Wang Honglan and other Inner Mongolia believer risk 15 years in jail for selling Bibles that were regularly printed by a government-authorized publisher.
by Fang Yongrui
Selling Bibles illegally printed without the government’s authorization is a crime in China. But what about Bibles printed legally by an authorized publisher connected with the government-controlled Three-Self Church? Presumably, they can be sold without problems.
But this is not the case if you belong to an unauthorized house church. The authorities now claim that a “legal” Bible can still be “illegally” sold if those who sell it belong to a non-authorized religious organization.
This is what Wang Honglan (王洪兰) and other believers in the prefecture-level city of Hohhot, the capital of Inner Mongolia, discovered when they were arrested in April 2021 and charged with operating an “illegal business.” A legal battle followed when the case was scheduled for trial for January 17, 2022, at the People’s Court of Huimin District, one of the four districts of Hohhot, and the lawyers who had been just appointed claimed they were not granted enough time to study the case.
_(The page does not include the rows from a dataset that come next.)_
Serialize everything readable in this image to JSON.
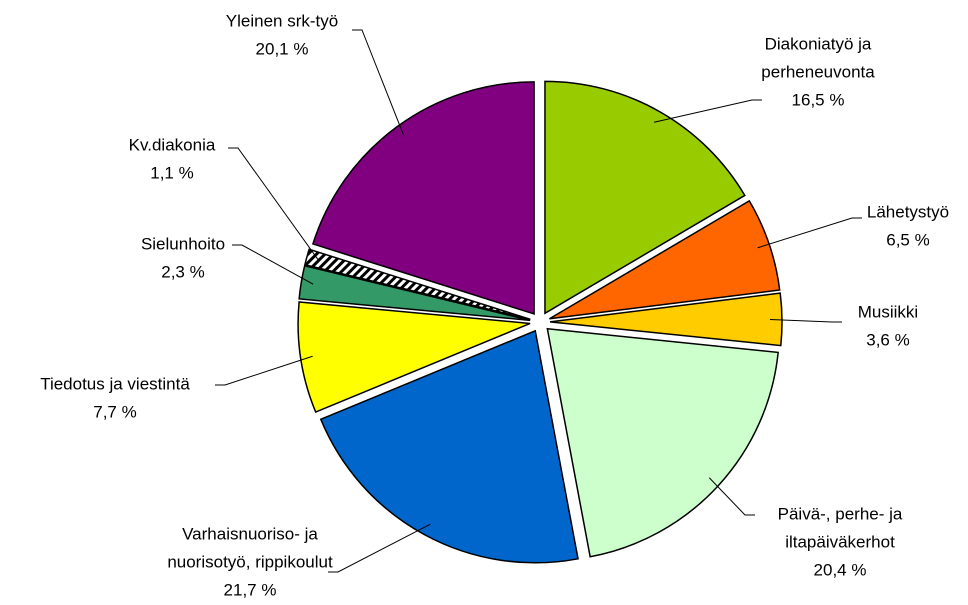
{
  "chart_data": {
    "type": "pie",
    "categories": [
      [
        "Diakoniatyö ja",
        "perheneuvonta"
      ],
      [
        "Lähetystyö"
      ],
      [
        "Musiikki"
      ],
      [
        "Päivä-, perhe- ja",
        "iltapäiväkerhot"
      ],
      [
        "Varhaisnuoriso- ja",
        "nuorisotyö, rippikoulut"
      ],
      [
        "Tiedotus ja viestintä"
      ],
      [
        "Sielunhoito"
      ],
      [
        "Kv.diakonia"
      ],
      [
        "Yleinen srk-työ"
      ]
    ],
    "values": [
      16.5,
      6.5,
      3.6,
      20.4,
      21.7,
      7.7,
      2.3,
      1.1,
      20.1
    ],
    "value_labels": [
      "16,5 %",
      "6,5 %",
      "3,6 %",
      "20,4 %",
      "21,7 %",
      "7,7 %",
      "2,3 %",
      "1,1 %",
      "20,1 %"
    ],
    "colors": [
      "#99cc00",
      "#ff6600",
      "#ffcc00",
      "#ccffcc",
      "#0066cc",
      "#ffff00",
      "#339966",
      "hatch",
      "#800080"
    ]
  }
}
According to a prayer request circulated on March 28 among house churches, the trial is now scheduled for late April and may last for three weeks. The prosecutor is seeking a 15-year jail term for Wang and lesser terms for the other defendants.
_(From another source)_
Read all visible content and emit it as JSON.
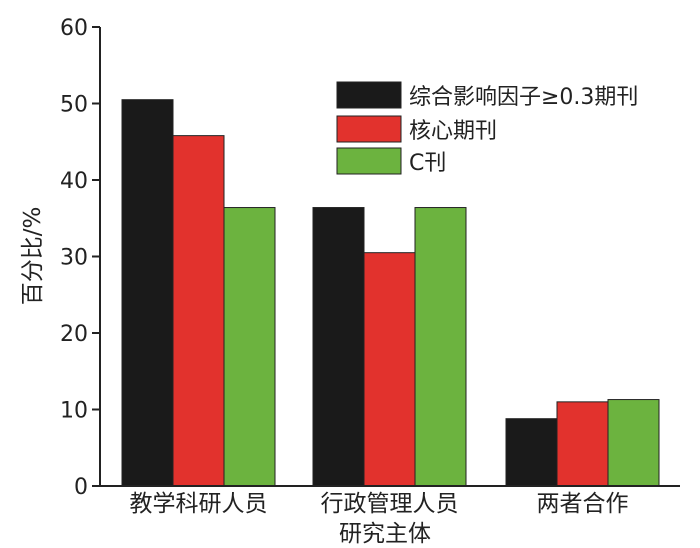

Wang is accused of having been the mastermind of an “illegal” business that sold Bibles for some 40 million yuan ($145,000). The defendants claim that all the Bibles had been printed with authorization in Nanjing, and they did not make any profit. Theirs was not even a “business,” they say. They collected offers from other believers and used them to buy Bibles and give them to Christians who could hardly afford to pay for them.
Nonetheless, they are now at risk of spending long years in jail—for “illegally” selling “legal” Bibles.